Friday, February 18, 2011

Jersey Shore Episode 21 - "The Great Depression"

Are they still a Greek Chorus if they're Italian?

DEENA - My bowels have hardened.

PAULY D - Assume a Jersey Turnpike stance. That ought to sufficiently loosen your stool.

DEENA - I've grown tired of "face down, ass up." It puts a strain on my glutes. And I've also grown tired of all of you.

THE SITUATION - Frankly, right now you're being a bit of a Slopopotamus.  Or whatever.

DEENA - What an awful thing to say, Michael. Just awful.

RONNIE - Ignore him. Come sit with me on the veranda and watch me drunk-grill.

DEENA -  Can we also sip Mint Juleps?

RONNIE-  A duh.  **they exit to the patio**

VINNY - If there's anything that can unbound her insides, it's Ronnie's drunk-grill.

SNOOKI - Indeed.  Cast, I'd like you all to meet the man I intend to unbound my insides, if you catch my drift.

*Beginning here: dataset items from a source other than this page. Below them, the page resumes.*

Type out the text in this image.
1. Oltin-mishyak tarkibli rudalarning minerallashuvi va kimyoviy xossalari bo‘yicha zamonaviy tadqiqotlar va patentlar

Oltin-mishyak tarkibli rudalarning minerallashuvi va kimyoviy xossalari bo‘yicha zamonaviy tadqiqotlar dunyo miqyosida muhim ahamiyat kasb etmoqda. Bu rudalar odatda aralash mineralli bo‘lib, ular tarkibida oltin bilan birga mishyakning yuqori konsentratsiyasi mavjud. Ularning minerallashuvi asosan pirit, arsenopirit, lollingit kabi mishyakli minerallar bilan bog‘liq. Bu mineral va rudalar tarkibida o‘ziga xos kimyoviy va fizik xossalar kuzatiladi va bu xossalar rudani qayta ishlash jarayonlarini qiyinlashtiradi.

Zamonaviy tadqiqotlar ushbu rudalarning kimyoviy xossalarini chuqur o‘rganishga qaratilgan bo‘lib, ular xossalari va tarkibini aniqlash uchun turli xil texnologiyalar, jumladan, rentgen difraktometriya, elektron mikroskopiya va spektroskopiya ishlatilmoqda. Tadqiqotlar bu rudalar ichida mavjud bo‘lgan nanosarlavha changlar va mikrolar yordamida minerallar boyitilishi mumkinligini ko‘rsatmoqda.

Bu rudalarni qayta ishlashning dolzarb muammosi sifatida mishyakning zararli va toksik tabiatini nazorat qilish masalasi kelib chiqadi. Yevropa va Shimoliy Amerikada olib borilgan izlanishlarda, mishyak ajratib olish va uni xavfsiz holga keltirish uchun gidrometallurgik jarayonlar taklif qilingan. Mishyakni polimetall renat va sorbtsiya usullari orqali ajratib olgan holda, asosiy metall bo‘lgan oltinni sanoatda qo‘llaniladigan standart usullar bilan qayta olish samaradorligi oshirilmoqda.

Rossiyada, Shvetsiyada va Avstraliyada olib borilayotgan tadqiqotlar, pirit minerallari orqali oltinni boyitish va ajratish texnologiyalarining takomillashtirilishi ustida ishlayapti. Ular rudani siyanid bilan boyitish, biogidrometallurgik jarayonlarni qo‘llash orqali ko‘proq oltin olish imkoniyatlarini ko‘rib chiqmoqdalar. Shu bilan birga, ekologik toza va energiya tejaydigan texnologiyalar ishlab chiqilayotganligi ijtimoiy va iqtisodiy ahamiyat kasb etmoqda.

He's named after the Greek god of warcraft. Pallas.

GIOVANNI - It's actually Giovanni. And it's Italian.

SNOOKI  - Same dif. Well, we're off to fuck n' stuff. 'Tis been a fortnight since I've gotten any.

VINNY -  I think I'll do the same with Kat Von D over here. Goodnight.  **they all go upstairs** 

PAULY D - It looks as though Snooki has forgiven us for hanging Crocodilly in effigy.

THE SITUATION - But was it really in effigy? That was the actual Crocodilly we hanged.

PAULY D - You pose an interesting question. Jennifer? Penny for your thoughts?

JWOWW - Huh? You know I don't like to get involved with your philosophical bullshit.  I gotta get Sammi on the horn and put Ron on blast.

THE SITUATION - Jennifer, must you rely on colloquialisms for all your communications?

JWOWW - I don't know what the fuck you just said, but probably.

DEENA - I've returned from the veranda. Ron's tear ducts are, shall we say, active?

PAULY D -  **looks out on patio** Oh my. He's gone positively fetal.

THE SITUATION  - Should we attempt to console him?

PAULY D -  How else are we going to get any of those hand-formed beef patties?


JWOWW -  Just got done puttin' my face against a duck's dick. Sammi said she's been layin' on the couch an' shit with her moms all day.

THE SITUATION - Even after the floral arrangement Ron sent her? It had azaleas!

JWOWW - Lemme tell you something about chicks, Sitch. We don't want no fuckin' flowers. We just want respect, like all of yous.

PAULY D - Despite her rough demeanor and foul mouth, Jennifer provides valuable insight on the fairer sex.


JWOWW - Now who wants to play with my tits?